You need two separate conditions, such as 5<2 && 2<1 for this to do what you're after. Without two conditions, you are comparing the result of the first condition against the right side of the second condition.

Why?

For the unexplained behaviour, I believe that the explanation for why it's returning what it's returning is the way javascript handles booleans (among other things) when used in numerical operations, in other words, javascript will cast your booleans to 0 or 1, there are a lot of examples of this in a few questions here at so, for example this one, you could do +false and get a 0 for instance.

(5 < 2 < 1) is true because:

5<2 is resolved first, returning false

false is cast to a number, returning 0

0<1 will return true

(5 > 2 > 1) is false because:

5>2 is resolved first, will return true

true is cast to a number, will return 1

1>1 will return false

Question 2

No. You can't do this in JavaScript. Much as it would be useful, you're stuck with x > y && y > z.

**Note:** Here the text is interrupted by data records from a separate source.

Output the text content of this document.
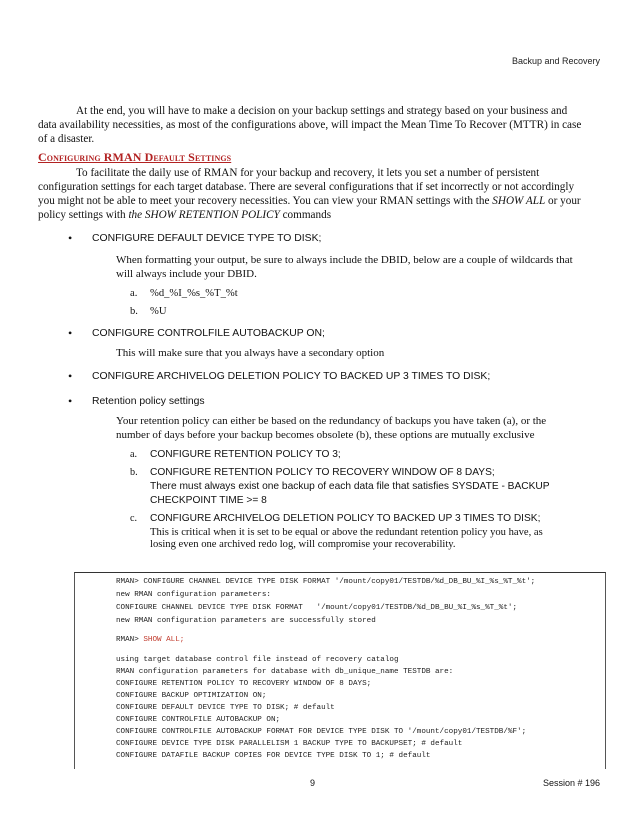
Backup and Recovery
At the end, you will have to make a decision on your backup settings and strategy based on your business and
data availability necessities, as most of the configurations above, will impact the Mean Time To Recover (MTTR) in case
of a disaster.
Configuring RMAN Default Settings
To facilitate the daily use of RMAN for your backup and recovery, it lets you set a number of persistent
configuration settings for each target database. There are several configurations that if set incorrectly or not accordingly
you might not be able to meet your recovery necessities. You can view your RMAN settings with the SHOW ALL or your
policy settings with the SHOW RETENTION POLICY commands
• CONFIGURE DEFAULT DEVICE TYPE TO DISK;
When formatting your output, be sure to always include the DBID, below are a couple of wildcards that
will always include your DBID.
a. %d_%I_%s_%T_%t
b. %U
• CONFIGURE CONTROLFILE AUTOBACKUP ON;
This will make sure that you always have a secondary option
• CONFIGURE ARCHIVELOG DELETION POLICY TO BACKED UP 3 TIMES TO DISK;
• Retention policy settings
Your retention policy can either be based on the redundancy of backups you have taken (a), or the
number of days before your backup becomes obsolete (b), these options are mutually exclusive
a. CONFIGURE RETENTION POLICY TO 3;
b. CONFIGURE RETENTION POLICY TO RECOVERY WINDOW OF 8 DAYS;
There must always exist one backup of each data file that satisfies SYSDATE - BACKUP
CHECKPOINT TIME >= 8
c. CONFIGURE ARCHIVELOG DELETION POLICY TO BACKED UP 3 TIMES TO DISK;
This is critical when it is set to be equal or above the redundant retention policy you have, as
losing even one archived redo log, will compromise your recoverability.
RMAN> CONFIGURE CHANNEL DEVICE TYPE DISK FORMAT '/mount/copy01/TESTDB/%d_DB_BU_%I_%s_%T_%t';
new RMAN configuration parameters:
CONFIGURE CHANNEL DEVICE TYPE DISK FORMAT   '/mount/copy01/TESTDB/%d_DB_BU_%I_%s_%T_%t';
new RMAN configuration parameters are successfully stored
RMAN> SHOW ALL;
using target database control file instead of recovery catalog
RMAN configuration parameters for database with db_unique_name TESTDB are:
CONFIGURE RETENTION POLICY TO RECOVERY WINDOW OF 8 DAYS;
CONFIGURE BACKUP OPTIMIZATION ON;
CONFIGURE DEFAULT DEVICE TYPE TO DISK; # default
CONFIGURE CONTROLFILE AUTOBACKUP ON;
CONFIGURE CONTROLFILE AUTOBACKUP FORMAT FOR DEVICE TYPE DISK TO '/mount/copy01/TESTDB/%F';
CONFIGURE DEVICE TYPE DISK PARALLELISM 1 BACKUP TYPE TO BACKUPSET; # default
CONFIGURE DATAFILE BACKUP COPIES FOR DEVICE TYPE DISK TO 1; # default
9	Session # 196
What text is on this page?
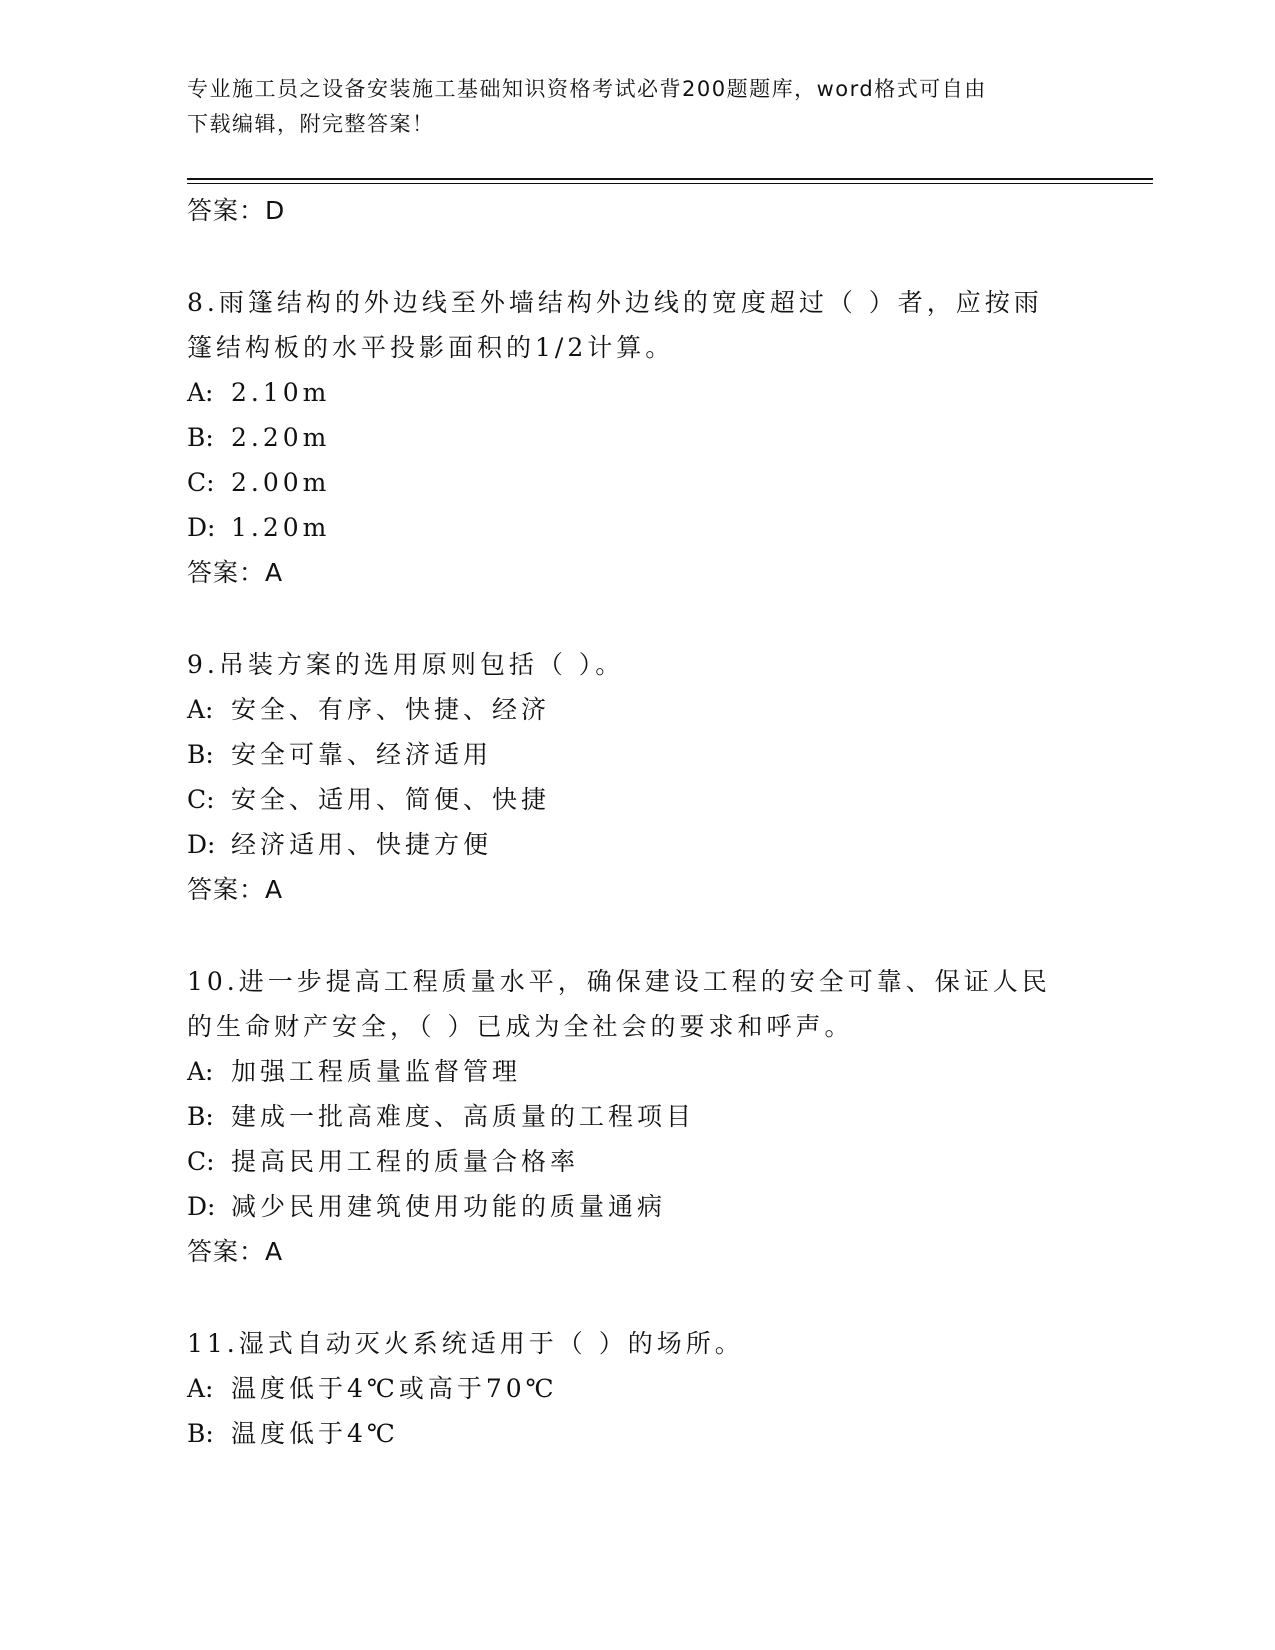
专业施工员之设备安装施工基础知识资格考试必背200题题库，word格式可自由
下载编辑，附完整答案！
答案：D
8.雨篷结构的外边线至外墙结构外边线的宽度超过（ ）者，应按雨篷结构板的水平投影面积的1/2计算。
A: 2.10m
B: 2.20m
C: 2.00m
D: 1.20m
答案：A
9.吊装方案的选用原则包括（ ）。
A: 安全、有序、快捷、经济
B: 安全可靠、经济适用
C: 安全、适用、简便、快捷
D: 经济适用、快捷方便
答案：A
10.进一步提高工程质量水平，确保建设工程的安全可靠、保证人民的生命财产安全，（ ）已成为全社会的要求和呼声。
A: 加强工程质量监督管理
B: 建成一批高难度、高质量的工程项目
C: 提高民用工程的质量合格率
D: 减少民用建筑使用功能的质量通病
答案：A
11.湿式自动灭火系统适用于（ ）的场所。
A: 温度低于4℃或高于70℃
B: 温度低于4℃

That said, to explain your result:

5 < 2 gives false
false casts to 0
0 < 1 is true

And:

5 > 2 gives true
true casts to 1
1 > 1 is false

Question 3

As far as a "way to do a double greater than", you could define a function:

function gt () {
    var prev = arguments[0];
    return !([].slice.call(arguments, 1).some(function (arg) {
        var ret = prev <= arg;
        prev = arg;
        return ret;
    }));
}

...then call like this:

if(gt(x, y, z)) { ... }

Question 4

I would just try if((5>2) && (2>1)) { } not sure why the other one didnt work but thus implementation should be a proper substitute for code that could be written in the other way you have it.